Subscribe Now

It will surprise exactly no one to learn that at Thanksgiving, Joanne Chang always brings dessert. A lot of dessert.

“I typically order one of everything to bring wherever we are going,” says Chang, the James Beard Outstanding Baker. That adds up to about seven pies, as well as armloads of breakfast treats and other goodies to last for days. And she likes to try it all.

“I cut a little bit of pumpkin pie, a little bit of pecan pie … a little bit of everything,” says Chang, who co-owns the Boston-area Flour Bakery chain, as well as Asian-inspired restaurant Myers+Chang, with her husband, Newburyport native Christopher Myers. 

Rather merely wallowing in the excess, Chang turned those tastes into inspiration for a whole new treat: the Piefecta, a mash-up of half pecan and half pumpkin. “Those two tasted really, really good together,” Chang says, noting that pie, served with brown sugar whipped cream, is very popular this time of year.

The Piefecta is a far cry from the pastry chef’s Thanksgiving desserts growing up in Dallas, Texas. The daughter of Taiwanese immigrants, she rarely had sweets, instead getting fresh fruit for dessert. In fact, she says she was probably 8 or 9 years old before she had turkey on Thanksgiving. 

“Until I was eight, my mom would get a Peking duck and do some stir-fried vegetables,” Chang recalls. “Thanksgiving was more just a celebration of food—not necessarily traditional American Thanksgiving food—but a huge spread of dishes that mom liked to make, and we all liked to eat.” Greens, stir-fries, noodles, dumplings, duck, and rice —always rice—were on the table, although eventually her mom introduced turkey to the mix. “My parents taught my brother and me to be thankful every day. So for us, it was just a day to celebrate being together as a family. And to eat a lot.”

Among the many things Chang has to be thankful for these days is her new home in Newburyport. For the past year, Chang and Myers have been splitting time between their Boston loft and the North Shore, in the first house that Chang has lived in since she was a kid. 

“As an adult, I’ve never had a backyard. I’ve just lived in apartments and condos throughout Boston and New York,” Chang says. “I love having open space. We have some tomatoes, and we mow the lawn, and garden a little bit. It’s peaceful.”

Joanne Chang at her Newburyport home.

While the couple intended to buy someplace in Newburyport for years, the pandemic gave them the nudge they needed as a respite from the rigors of hospitality in Boston during COVID-19. “Last fall, I was spending all my time just taking pictures of the trees, and then in the spring watching everything come back to life,” Chang recalls. “We don’t really see that in the city.”

Some of the couple’s favorite spots include Parker River Wildlife Refuge, the Garrison Trail and Moseley Woods, but even watching the changing seasons from their small backyard or walking around the neighborhood brings joy. “Every two seconds, I’m stopping and saying, ‘Christopher, look at this, look at this!’ … Basically, everything Mother Nature has been a revelation.”

With an entire home to fill, they also take weekly trips to WishBasket and Red Bird in the Tannery, she says. “We’ve been living here a year and we still have practically no furniture, so we haunt these two amazing shops and try to figure out which couch, dining room tables, and chairs to pick.”

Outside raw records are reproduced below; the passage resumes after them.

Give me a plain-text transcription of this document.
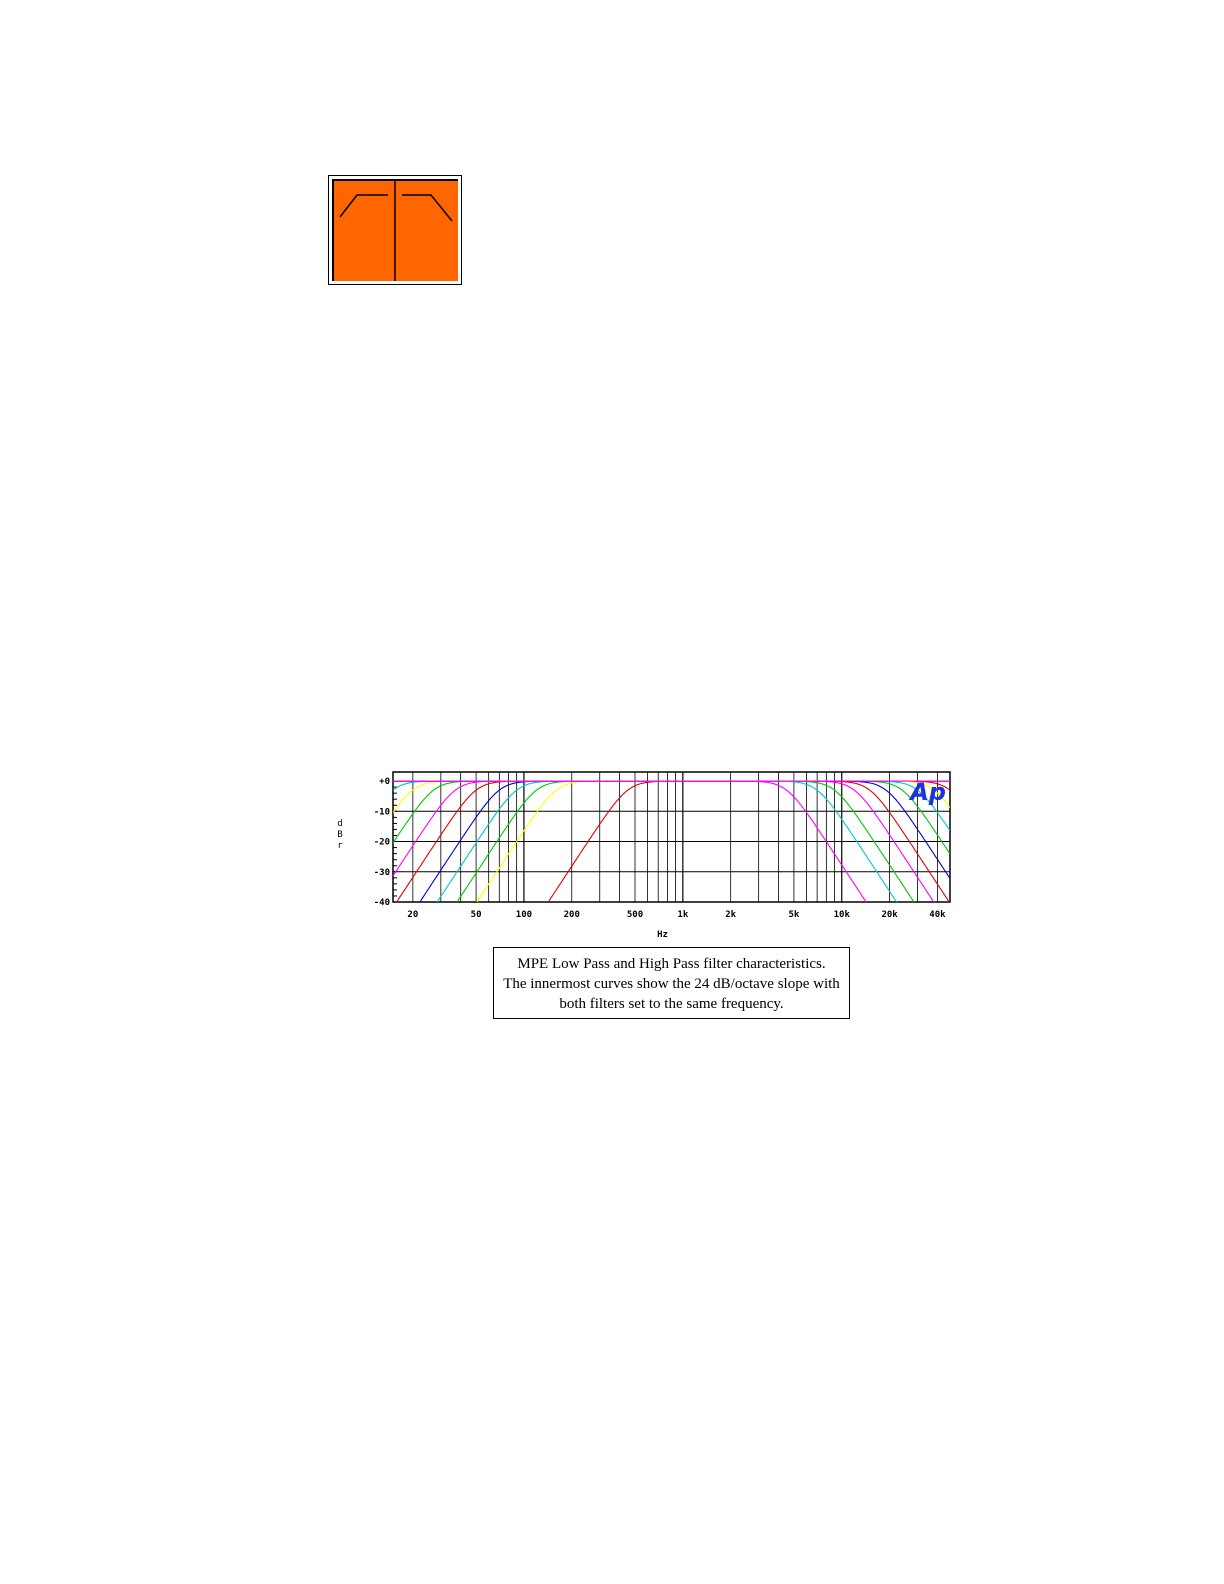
+0
-10
-20
-30
-40
20	50	100	200	500	1k	2k	5k	10k	20k	40k
Hz
d
B
r
Ap
MPE Low Pass and High Pass filter characteristics.
The innermost curves show the 24 dB/octave slope with
both filters set to the same frequency.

Of course, with cooking in their DNA, the couple’s kitchen is a centerpiece, offering a lot more space than their Boston loft. “The kitchen in Newburyport is a dream,” Chang says. “Lots and lots of counter space, a big fridge, and an excellent stove and pantry space. In the city, our kitchen is a bit tighter and less conducive to cooking big meals, which I love to do!”

When you’re cooking for a crowd, whether it’s the holidays or not, advance prep is key, Chang says. “That’s one thing we know from doing it professionally—you can make some bases ahead of time, and you can make the pie dough ahead of time. You can roll out pie crusts and even parbake the pie shells, so that on Thanksgiving, you’re not spending a lot of time on the dessert part.”

For more ideas, grab her fifth cookbook, Pastry Love: A Baker’s Journal of Favorite Recipes, which came out in 2019 and includes a version of her easy-to-handle, extra flaky Pâte Brisée pie dough, not to mention a bevy of perfect choices for holiday gifting, from Peppermint Kisses to Christopher’s Honeycomb. The book, written in a conversational, approachable style, is just as fun to bake from as it is to read.

Of course, the much easier option is to just order your desserts from one of the nine Flour locations—Chang says Flour’s Fort Point bakery on Farnsworth Street is probably the easiest to access from the North Shore. Because, while Chang and her husband have much love for Newburyport, they have no plans to follow in the footsteps of other Boston-area restaurateurs and open one of their eateries up this way. But you’ll definitely find them enjoying the dining scene.

“I am looking forward to exploring more of the restaurants in Newburyport,” Chang says. “I’m excited to go out to dinner, and I’m hoping that we can still do that throughout the wintertime. I think that’ll be really fun.”